L’astensionismo, sia contingente sia strutturale, può essere passivo, ci si astiene per disinteresse verso la vita politica, o attivo, si esprime il proprio impegno attraverso forme di partecipazione diverse se non opposte o addirittura ostili rispetto a quelle tradizionali della politica. L’astensione attiva esprime distacco dalla vita politica ma non da quella pubblica. Politico e pubblico si somigliano ma non sono la stessa cosa.

Vi sono due modi di impegnarsi: politicamente, iscrivendosi, cioè avvicinandosi a un partito,  e sostenendolo con il diritto/dovere della partecipazione al voto,  oppure civicamente, cioè portando, aggiungendo un contributo più largo in una sfera allargata e in modalità inedite, trovando le ragioni della partecipazione più nell’etica che nella politica, sulla base di valori di libertà, in difesa dei diritti umani, della salvaguardia della pace e della giustizia climatica. L’ambiente è il grande tema della cosiddetta generazione zeta in tutto il mondo.

Impegno politico e impegno civico non sono in contrasto tra di loro, anzi sarebbe auspicabile una loro integrazione che sovente si ritrova nell’azione di gruppi, associazioni, movimenti nella società che si pongono il problema di una rappresentanza in Parlamento.

Come diceva Aldo Capitini, “non c’è luogo dove i nostri principi della nonviolenza e del potere di tutti valgano e dove non valgano: essi valgono dappertutto e senza interruzione. Operare per essi è dare il meglio integrando e correggendo continuamente i governi degli Stati, tutti più o meno incapaci attualmente di dare il meglio”[13].

 

Note:

[1] Cito da Massimo Lancisi, No alla guerra!, Piemme, Casale Monferrato, 2005, pp. 87 e 92, che  ripropone il testo L’obbedienza non è più una virtù, con un saggio che lo inquadra nella storia del movimento per la pace e la nonviolenza e una ricca rassegna di testimonianze (tra gli altri Pietro Pinna, Alex Zanotelli, Tiziano Terzani).

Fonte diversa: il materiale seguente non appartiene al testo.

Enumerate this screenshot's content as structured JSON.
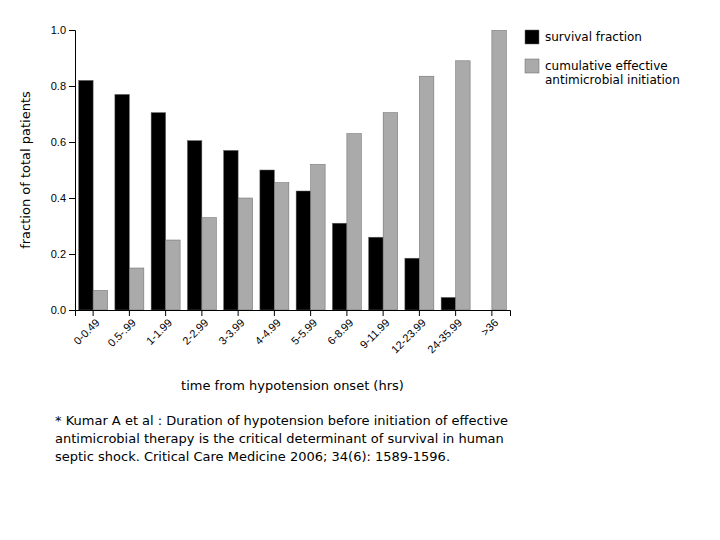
{
  "chart_data": {
    "type": "bar",
    "categories": [
      "0-0.49",
      "0.5-.99",
      "1-1.99",
      "2-2.99",
      "3-3.99",
      "4-4.99",
      "5-5.99",
      "6-8.99",
      "9-11.99",
      "12-23.99",
      "24-35.99",
      ">36"
    ],
    "series": [
      {
        "name": "survival fraction",
        "color": "#000000",
        "values": [
          0.82,
          0.77,
          0.705,
          0.605,
          0.57,
          0.5,
          0.425,
          0.31,
          0.26,
          0.185,
          0.045,
          0.0
        ]
      },
      {
        "name": "cumulative effective\nantimicrobial initiation",
        "color": "#aaaaaa",
        "values": [
          0.07,
          0.15,
          0.25,
          0.33,
          0.4,
          0.455,
          0.52,
          0.63,
          0.705,
          0.835,
          0.89,
          1.0
        ]
      }
    ],
    "xlabel": "time from hypotension onset (hrs)",
    "ylabel": "fraction of total patients",
    "ylim": [
      0.0,
      1.0
    ],
    "yticks": [
      {
        "value": 0.0,
        "label": "0.0"
      },
      0.2,
      0.4,
      0.6,
      0.8,
      {
        "value": 1.0,
        "label": "1.0"
      }
    ],
    "legend": "upper right",
    "grid": false,
    "annotations": [
      "* Kumar A et al :  Duration of hypotension before initiation of effective",
      "antimicrobial therapy is the critical determinant of survival in human",
      "septic shock.  Critical Care Medicine 2006; 34(6): 1589-1596."
    ]
  }
}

[2] N. Bobbio, Elementi di politica, a cura di P. Polito, Einaudi, Torino 2010, p. 149.

[3] G. Migone, Quel Rosatellum che fa comodo a tutti i partiti, “il manifesto”, mercoledì 27 luglio 2022, p. 15.

[4] G, Zagrebelsky, L’immaturità della politica, “la Repubblica”, giovedì 15 settembre 2022, p. 26. In prima pagina l’articolo reca il titolo: L’immaturità della democrazia.

[5] N. Bobbio, Elementi di politica, cit., p. 101.

[6] P. Gobetti, Liberalismo e democrazia, in Id., Scritti politici, a cura di P. Spriano, Einaudi, Torino, 1960, p. 440.

[7] N. Bobbio, Il futuro della democrazia, in Id., Elementi di politica, cit., p. 127.

[8] Cito da Anna Rossi Doria (a cura di), La libertà delle donne. Voci dalla tradizione politica suffragista, Rosemberg & Sellier, Torino, 1990, p. 92. Della stessa autrice: Diventare cittadine. Il diritto di voto alle donne, Giunti, Firenze, 1996.

[9] Patrizia Gabrielli, La pace e la mimosa. L’Unione donne italiane (1944-1955), Donzelli, Roma, 2005. L’espressione è di Nadia Spano.

[10] Da un box non firmato, intitolato Le suffragette vincono in Kuwait, pubblicato in “D. La repubblica delle donne”, n. 48, 25 giugno 2005, p. 16,

[11] Enzo Risso, Perché in Italia cresce la disillusione verso le elezioni, “Domani”,  domenica 11 settembre 2022, p. 6.

[12] Federico Fornaro, Gli elettori intermittenti hanno reso il voto sempre più incerto, “Domani”,  domenica 11 settembre 2022, p. 6.

[13] A. Capitini, Dare il meglio, in «Azione nonviolenta», luglio-agosto 1966.